En Bretagne, Damien Le Crom et sa mère, Lenaick, sont 100 % autonomes au fourrage. Pour nourrir leurs 300 chèvres en intérieur, ils ont fait le pari de l’affouragement en vert sur 32 hectares d’herbe. Ils pratiquent ce système depuis 30 ans, soit au moment de l’installation des parents de Damien. Pour les éleveurs la Bretagne est "une région qui permet ce système car l’herbe pousse bien". De plus, ils ont la chance d’avoir un parcellaire groupé qui facilite la coupe d’herbe. Les parcelles d’affouragement sont semées en trèfle violet pur, en RGI, en mélange dactyle et trèfle violet et en mélange fétuque élevée, fétuque des prés et trèfle blanc, en luzerne pure. Ce système leur permet de diminuer les coûts d’alimentation même s’il représente une charge mécanique. L’affouragement en vert est aussi en accord avec la philosophie de travail des éleveurs. Mais il comprend tout de même une contrainte importante puisque durant la période d’affouragement, du 15 mars au 15 novembre, "il faut être disponible pour aller faucher les deux repas de la journée". De plus il faut compenser en paillage, car si les chèvres valorisent l’herbe en production laitière elles la valorisent aussi en déjection.

Une triple valorisation de l’herbe

Lors des moments de grosse pousse d’herbe au printemps, le surplus est conservé pour faire du foin et de l’enrubannage, ce qui permet de le valoriser pour la ration d’hiver. Mais pendant les étés secs, comme ces dernières années, les chèvres ne reçoivent qu’un repas par jour pendant un mois. Cette diminution des repas ne pénalise pas la productivité puisque les chèvres sont alors en fin de lactation. Pour les éleveurs, le système d’affouragement en vert permet aussi de maintenir un bon niveau de productivité ce qui sera plus compliqué avec le pâturage.

L’affouragement synonyme d’investissement

Cela leur permet donc de livrer 1100 litres de lait par chèvre à la laiterie Agrial. Les refus sont assez faibles, ils représentent moins de 10 % de la ration journalière. L’installation de Damien, il y a 6 ans, a permis la construction d’un nouveau bâtiment encore mieux adapté à ce système car il est dimensionné pour une autochargeuse à déchargement latéral. Ce matériel représente un coût important mais nécessaire pour ce système alimentaire.
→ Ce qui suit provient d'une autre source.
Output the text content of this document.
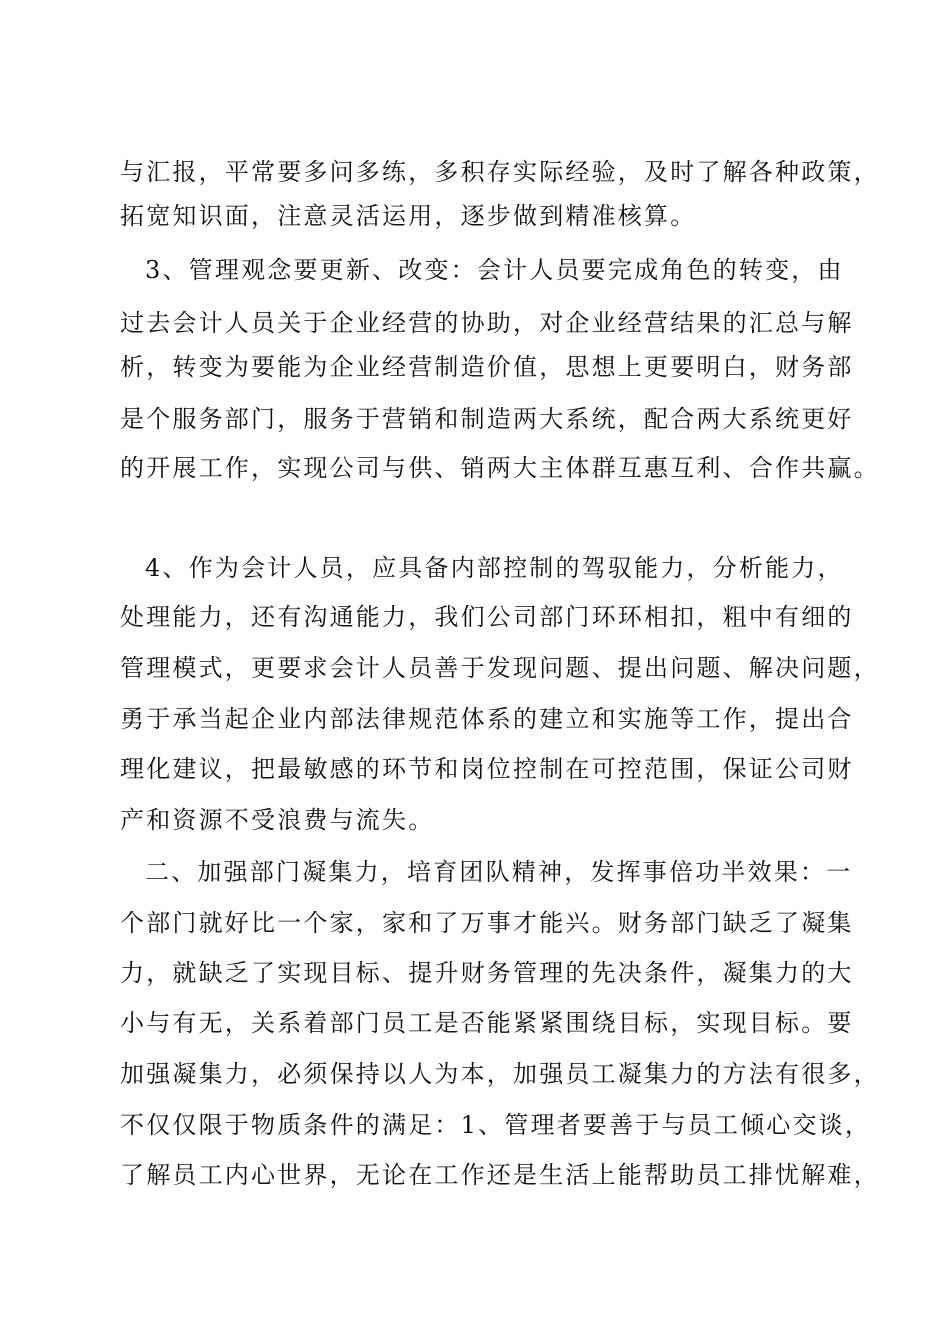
与汇报，平常要多问多练，多积存实际经验，及时了解各种政策，
拓宽知识面，注意灵活运用，逐步做到精准核算。
3、管理观念要更新、改变：会计人员要完成角色的转变，由
过去会计人员关于企业经营的协助，对企业经营结果的汇总与解
析，转变为要能为企业经营制造价值，思想上更要明白，财务部
是个服务部门，服务于营销和制造两大系统，配合两大系统更好
的开展工作，实现公司与供、销两大主体群互惠互利、合作共赢。
4、作为会计人员，应具备内部控制的驾驭能力，分析能力，
处理能力，还有沟通能力，我们公司部门环环相扣，粗中有细的
管理模式，更要求会计人员善于发现问题、提出问题、解决问题，
勇于承当起企业内部法律规范体系的建立和实施等工作，提出合
理化建议，把最敏感的环节和岗位控制在可控范围，保证公司财
产和资源不受浪费与流失。
二、加强部门凝集力，培育团队精神，发挥事倍功半效果：一
个部门就好比一个家，家和了万事才能兴。财务部门缺乏了凝集
力，就缺乏了实现目标、提升财务管理的先决条件，凝集力的大
小与有无，关系着部门员工是否能紧紧围绕目标，实现目标。要
加强凝集力，必须保持以人为本，加强员工凝集力的方法有很多，
不仅仅限于物质条件的满足：1、管理者要善于与员工倾心交谈，
了解员工内心世界，无论在工作还是生活上能帮助员工排忧解难，
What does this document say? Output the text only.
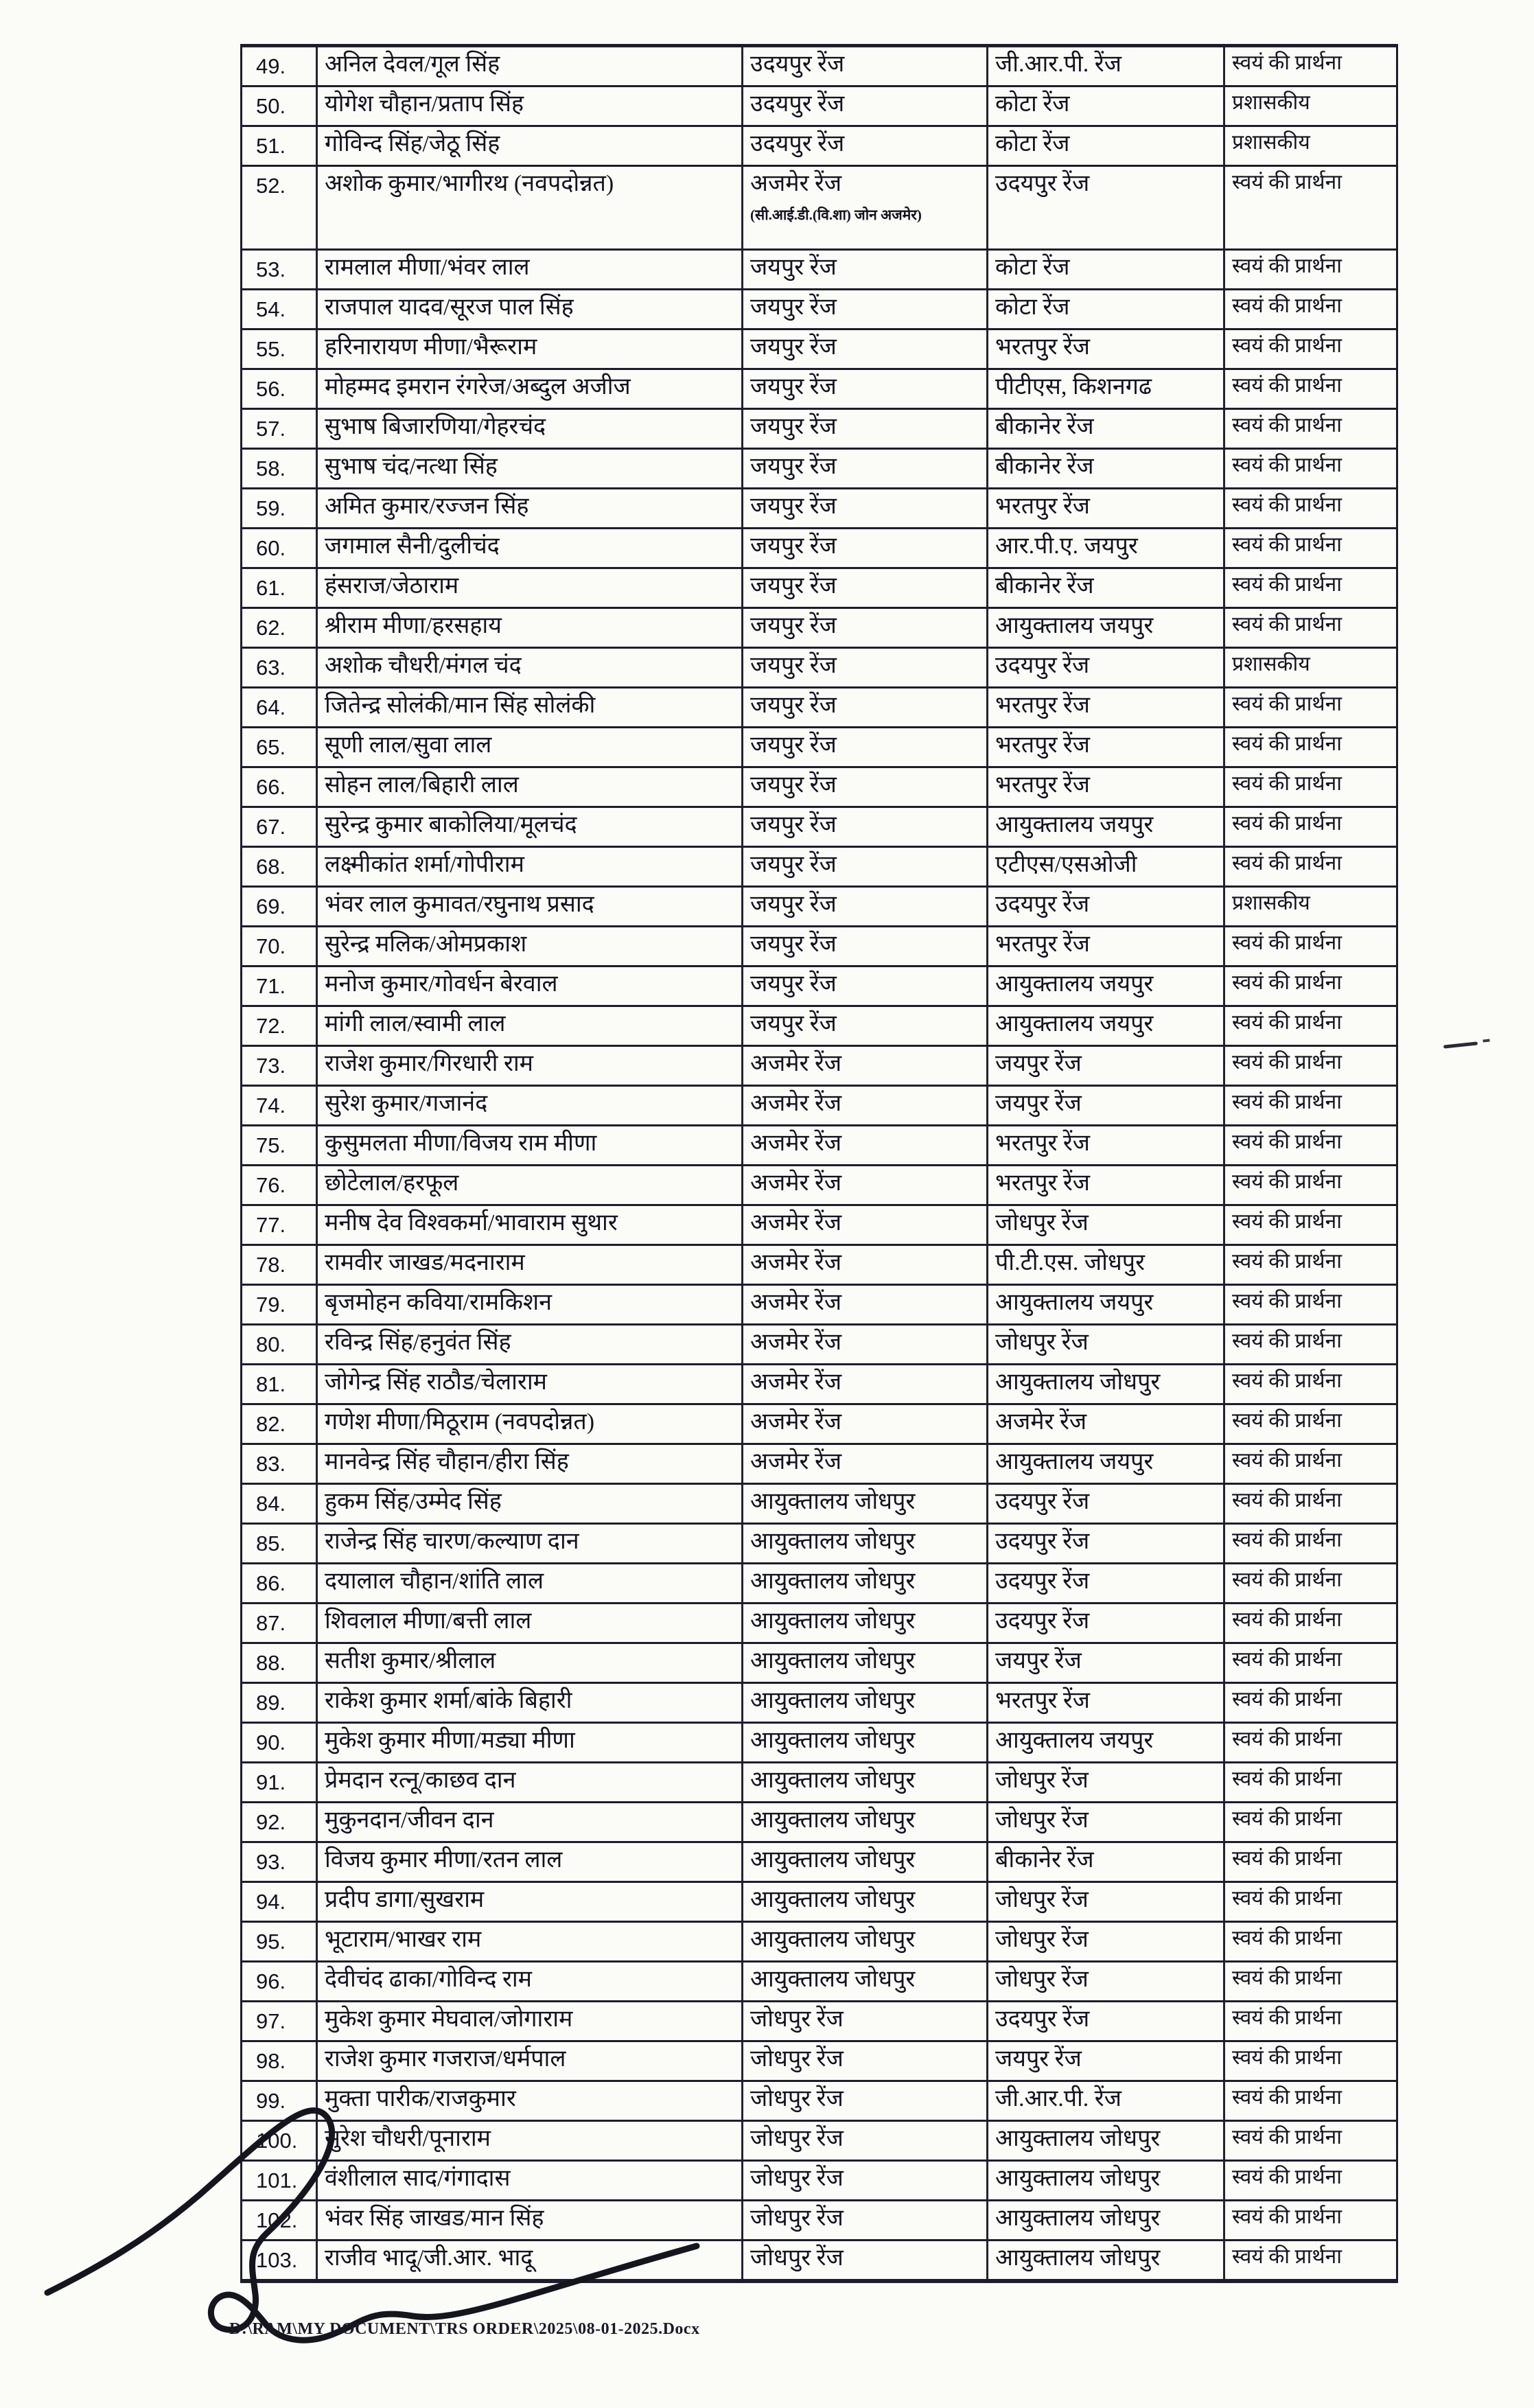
49.	अनिल देवल/गूल सिंह	उदयपुर रेंज	जी.आर.पी. रेंज	स्वयं की प्रार्थना
50.	योगेश चौहान/प्रताप सिंह	उदयपुर रेंज	कोटा रेंज	प्रशासकीय
51.	गोविन्द सिंह/जेठू सिंह	उदयपुर रेंज	कोटा रेंज	प्रशासकीय
52.	अशोक कुमार/भागीरथ (नवपदोन्नत)	अजमेर रेंज
(सी.आई.डी.(वि.शा) जोन अजमेर)
उदयपुर रेंज	स्वयं की प्रार्थना
53.	रामलाल मीणा/भंवर लाल	जयपुर रेंज	कोटा रेंज	स्वयं की प्रार्थना
54.	राजपाल यादव/सूरज पाल सिंह	जयपुर रेंज	कोटा रेंज	स्वयं की प्रार्थना
55.	हरिनारायण मीणा/भैरूराम	जयपुर रेंज	भरतपुर रेंज	स्वयं की प्रार्थना
56.	मोहम्मद इमरान रंगरेज/अब्दुल अजीज	जयपुर रेंज	पीटीएस, किशनगढ	स्वयं की प्रार्थना
57.	सुभाष बिजारणिया/गेहरचंद	जयपुर रेंज	बीकानेर रेंज	स्वयं की प्रार्थना
58.	सुभाष चंद/नत्था सिंह	जयपुर रेंज	बीकानेर रेंज	स्वयं की प्रार्थना
59.	अमित कुमार/रज्जन सिंह	जयपुर रेंज	भरतपुर रेंज	स्वयं की प्रार्थना
60.	जगमाल सैनी/दुलीचंद	जयपुर रेंज	आर.पी.ए. जयपुर	स्वयं की प्रार्थना
61.	हंसराज/जेठाराम	जयपुर रेंज	बीकानेर रेंज	स्वयं की प्रार्थना
62.	श्रीराम मीणा/हरसहाय	जयपुर रेंज	आयुक्तालय जयपुर	स्वयं की प्रार्थना
63.	अशोक चौधरी/मंगल चंद	जयपुर रेंज	उदयपुर रेंज	प्रशासकीय
64.	जितेन्द्र सोलंकी/मान सिंह सोलंकी	जयपुर रेंज	भरतपुर रेंज	स्वयं की प्रार्थना
65.	सूणी लाल/सुवा लाल	जयपुर रेंज	भरतपुर रेंज	स्वयं की प्रार्थना
66.	सोहन लाल/बिहारी लाल	जयपुर रेंज	भरतपुर रेंज	स्वयं की प्रार्थना
67.	सुरेन्द्र कुमार बाकोलिया/मूलचंद	जयपुर रेंज	आयुक्तालय जयपुर	स्वयं की प्रार्थना
68.	लक्ष्मीकांत शर्मा/गोपीराम	जयपुर रेंज	एटीएस/एसओजी	स्वयं की प्रार्थना
69.	भंवर लाल कुमावत/रघुनाथ प्रसाद	जयपुर रेंज	उदयपुर रेंज	प्रशासकीय
70.	सुरेन्द्र मलिक/ओमप्रकाश	जयपुर रेंज	भरतपुर रेंज	स्वयं की प्रार्थना
71.	मनोज कुमार/गोवर्धन बेरवाल	जयपुर रेंज	आयुक्तालय जयपुर	स्वयं की प्रार्थना
72.	मांगी लाल/स्वामी लाल	जयपुर रेंज	आयुक्तालय जयपुर	स्वयं की प्रार्थना
73.	राजेश कुमार/गिरधारी राम	अजमेर रेंज	जयपुर रेंज	स्वयं की प्रार्थना
74.	सुरेश कुमार/गजानंद	अजमेर रेंज	जयपुर रेंज	स्वयं की प्रार्थना
75.	कुसुमलता मीणा/विजय राम मीणा	अजमेर रेंज	भरतपुर रेंज	स्वयं की प्रार्थना
76.	छोटेलाल/हरफूल	अजमेर रेंज	भरतपुर रेंज	स्वयं की प्रार्थना
77.	मनीष देव विश्वकर्मा/भावाराम सुथार	अजमेर रेंज	जोधपुर रेंज	स्वयं की प्रार्थना
78.	रामवीर जाखड/मदनाराम	अजमेर रेंज	पी.टी.एस. जोधपुर	स्वयं की प्रार्थना
79.	बृजमोहन कविया/रामकिशन	अजमेर रेंज	आयुक्तालय जयपुर	स्वयं की प्रार्थना
80.	रविन्द्र सिंह/हनुवंत सिंह	अजमेर रेंज	जोधपुर रेंज	स्वयं की प्रार्थना
81.	जोगेन्द्र सिंह राठौड/चेलाराम	अजमेर रेंज	आयुक्तालय जोधपुर	स्वयं की प्रार्थना
82.	गणेश मीणा/मिठूराम (नवपदोन्नत)	अजमेर रेंज	अजमेर रेंज	स्वयं की प्रार्थना
83.	मानवेन्द्र सिंह चौहान/हीरा सिंह	अजमेर रेंज	आयुक्तालय जयपुर	स्वयं की प्रार्थना
84.	हुकम सिंह/उम्मेद सिंह	आयुक्तालय जोधपुर	उदयपुर रेंज	स्वयं की प्रार्थना
85.	राजेन्द्र सिंह चारण/कल्याण दान	आयुक्तालय जोधपुर	उदयपुर रेंज	स्वयं की प्रार्थना
86.	दयालाल चौहान/शांति लाल	आयुक्तालय जोधपुर	उदयपुर रेंज	स्वयं की प्रार्थना
87.	शिवलाल मीणा/बत्ती लाल	आयुक्तालय जोधपुर	उदयपुर रेंज	स्वयं की प्रार्थना
88.	सतीश कुमार/श्रीलाल	आयुक्तालय जोधपुर	जयपुर रेंज	स्वयं की प्रार्थना
89.	राकेश कुमार शर्मा/बांके बिहारी	आयुक्तालय जोधपुर	भरतपुर रेंज	स्वयं की प्रार्थना
90.	मुकेश कुमार मीणा/मड्या मीणा	आयुक्तालय जोधपुर	आयुक्तालय जयपुर	स्वयं की प्रार्थना
91.	प्रेमदान रत्नू/काछव दान	आयुक्तालय जोधपुर	जोधपुर रेंज	स्वयं की प्रार्थना
92.	मुकुनदान/जीवन दान	आयुक्तालय जोधपुर	जोधपुर रेंज	स्वयं की प्रार्थना
93.	विजय कुमार मीणा/रतन लाल	आयुक्तालय जोधपुर	बीकानेर रेंज	स्वयं की प्रार्थना
94.	प्रदीप डागा/सुखराम	आयुक्तालय जोधपुर	जोधपुर रेंज	स्वयं की प्रार्थना
95.	भूटाराम/भाखर राम	आयुक्तालय जोधपुर	जोधपुर रेंज	स्वयं की प्रार्थना
96.	देवीचंद ढाका/गोविन्द राम	आयुक्तालय जोधपुर	जोधपुर रेंज	स्वयं की प्रार्थना
97.	मुकेश कुमार मेघवाल/जोगाराम	जोधपुर रेंज	उदयपुर रेंज	स्वयं की प्रार्थना
98.	राजेश कुमार गजराज/धर्मपाल	जोधपुर रेंज	जयपुर रेंज	स्वयं की प्रार्थना
99.	मुक्ता पारीक/राजकुमार	जोधपुर रेंज	जी.आर.पी. रेंज	स्वयं की प्रार्थना
100.	सुरेश चौधरी/पूनाराम	जोधपुर रेंज	आयुक्तालय जोधपुर	स्वयं की प्रार्थना
101.	वंशीलाल साद/गंगादास	जोधपुर रेंज	आयुक्तालय जोधपुर	स्वयं की प्रार्थना
102.	भंवर सिंह जाखड/मान सिंह	जोधपुर रेंज	आयुक्तालय जोधपुर	स्वयं की प्रार्थना
103.	राजीव भादू/जी.आर. भादू	जोधपुर रेंज	आयुक्तालय जोधपुर	स्वयं की प्रार्थना
D:\RAM\MY DOCUMENT\TRS ORDER\2025\08-01-2025.Docx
En effet ce matériel neuf coûte environ 35 000 euros, « il peut donc être difficile pour un jeune installé de s’équiper dès le départ ». Les éleveurs sont aussi équipés depuis trois ans d’un repousse-fourrage, ce dernier permet une diminution de la charge de travail car avant il fallait repousser à la main. L’herbe est ainsi mieux valorisée.